Renaissance – Margery Bayne

Chip creeps up like a fog.

“You want something to drink?” he asks loud enough and close enough to be heard over the heartbeat thump of the music.

You tell him the same thing you do every night.

From the VIP balcony you watch the crowd of a hundred-plus people pulse like one organism below. Dancing among them, like a neon splotch, is a girl in a hot pink tube top, who is definitely too young to be in here.

Chips spider-fingers graze your arm as he passes you the glass of bourbon. Had he left and come back already? Or had he come prepared?

There was a time when you took pleasure in being the only person Chip would get a drink in his own club.

Below, the lights go down and the crowd roars. It’s 11 o’clock. It always happens at 11 o’clock. The band frontman yells: “Are you ready to get down tonight!” An electric guitar squeals.

The air tastes tangy and oppressive with sweat. Overhead, an air duct churns to life, spurting your shoulders with cold.

“You could join us,” Chip says into your ear.

Behind you are a pool table and leather couches, and a party of the exclusive selection. They’re alumni of Chip’s same business program, or his father’s friends’ sons, or some other distant collaborations, plus plus-ones.

There was also a time when you played hostess. You would laugh. You would charm. You would curl your hand around Chip’s arm like touch was desirable.
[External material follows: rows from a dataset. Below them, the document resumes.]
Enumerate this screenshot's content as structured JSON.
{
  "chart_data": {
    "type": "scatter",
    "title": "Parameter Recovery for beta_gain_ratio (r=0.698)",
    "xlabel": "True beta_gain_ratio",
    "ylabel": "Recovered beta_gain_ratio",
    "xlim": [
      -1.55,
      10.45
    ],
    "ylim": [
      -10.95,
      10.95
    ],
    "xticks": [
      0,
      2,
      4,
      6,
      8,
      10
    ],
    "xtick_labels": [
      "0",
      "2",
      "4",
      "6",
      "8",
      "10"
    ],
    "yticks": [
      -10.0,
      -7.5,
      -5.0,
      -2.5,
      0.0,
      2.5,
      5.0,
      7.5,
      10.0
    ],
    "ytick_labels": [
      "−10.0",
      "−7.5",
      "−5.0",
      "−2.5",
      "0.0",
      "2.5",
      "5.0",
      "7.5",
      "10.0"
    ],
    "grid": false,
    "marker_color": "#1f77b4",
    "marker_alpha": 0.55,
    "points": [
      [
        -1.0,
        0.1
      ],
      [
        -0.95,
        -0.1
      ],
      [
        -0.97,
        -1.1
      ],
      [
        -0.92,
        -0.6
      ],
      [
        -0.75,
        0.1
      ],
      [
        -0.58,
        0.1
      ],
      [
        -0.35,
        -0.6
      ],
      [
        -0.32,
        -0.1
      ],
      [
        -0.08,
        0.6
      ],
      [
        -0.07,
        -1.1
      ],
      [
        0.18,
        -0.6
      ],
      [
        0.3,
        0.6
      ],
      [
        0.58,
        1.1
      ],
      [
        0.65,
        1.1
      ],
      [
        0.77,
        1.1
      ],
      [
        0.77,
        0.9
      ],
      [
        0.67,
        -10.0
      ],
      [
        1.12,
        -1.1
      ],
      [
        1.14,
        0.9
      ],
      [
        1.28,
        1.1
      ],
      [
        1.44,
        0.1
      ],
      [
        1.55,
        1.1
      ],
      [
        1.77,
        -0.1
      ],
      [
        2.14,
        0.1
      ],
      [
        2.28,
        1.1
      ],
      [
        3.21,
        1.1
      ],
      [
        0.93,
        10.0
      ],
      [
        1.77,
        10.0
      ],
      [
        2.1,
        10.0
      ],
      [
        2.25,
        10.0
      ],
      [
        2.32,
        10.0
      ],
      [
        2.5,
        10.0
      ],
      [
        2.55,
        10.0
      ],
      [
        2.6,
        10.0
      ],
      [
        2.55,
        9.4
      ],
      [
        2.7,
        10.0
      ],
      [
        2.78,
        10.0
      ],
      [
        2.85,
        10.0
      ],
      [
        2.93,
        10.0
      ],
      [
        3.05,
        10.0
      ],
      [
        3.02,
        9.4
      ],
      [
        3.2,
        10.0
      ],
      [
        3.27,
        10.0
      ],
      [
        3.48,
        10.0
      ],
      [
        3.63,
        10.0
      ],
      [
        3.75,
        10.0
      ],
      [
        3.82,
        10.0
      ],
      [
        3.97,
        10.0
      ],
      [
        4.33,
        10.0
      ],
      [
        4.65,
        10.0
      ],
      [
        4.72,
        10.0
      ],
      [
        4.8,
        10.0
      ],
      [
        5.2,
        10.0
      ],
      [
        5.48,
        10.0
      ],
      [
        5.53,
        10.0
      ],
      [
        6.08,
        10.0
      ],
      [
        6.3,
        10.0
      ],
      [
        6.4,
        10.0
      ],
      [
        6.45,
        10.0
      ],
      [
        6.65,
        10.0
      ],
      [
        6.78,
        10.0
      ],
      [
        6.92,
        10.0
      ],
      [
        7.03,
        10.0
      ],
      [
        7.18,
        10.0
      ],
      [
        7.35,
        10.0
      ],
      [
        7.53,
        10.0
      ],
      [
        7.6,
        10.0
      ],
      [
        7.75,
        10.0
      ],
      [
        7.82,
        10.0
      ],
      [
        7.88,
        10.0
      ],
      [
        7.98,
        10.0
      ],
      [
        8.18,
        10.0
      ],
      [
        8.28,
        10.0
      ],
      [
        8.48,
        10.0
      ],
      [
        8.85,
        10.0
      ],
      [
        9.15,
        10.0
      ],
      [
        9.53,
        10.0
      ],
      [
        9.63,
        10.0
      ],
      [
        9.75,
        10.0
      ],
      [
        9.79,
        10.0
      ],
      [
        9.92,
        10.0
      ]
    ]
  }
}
But you feel like someone at some point has taken a paint stripper to you, and all that’s left is faded out and smudged. Maybe you did it to yourself. You paint on your face now instead: eyebrows and eyelashes, contour and blush. An imitation of a person you don’t have the energy to pretend to be. If your face is pretty, you don’t have to expend the effort to be a pretty soul, or a soul at all. People will take you at face value and extrapolate.

He’s gone. You’re gone. You drink. You taste nothing.

The band descends into its first song of the genre pop-y, danceable, and forgettable. Except for a harmonizing voice. It’s familiar. You blink at a distant face on stage. You know that man on the guitar.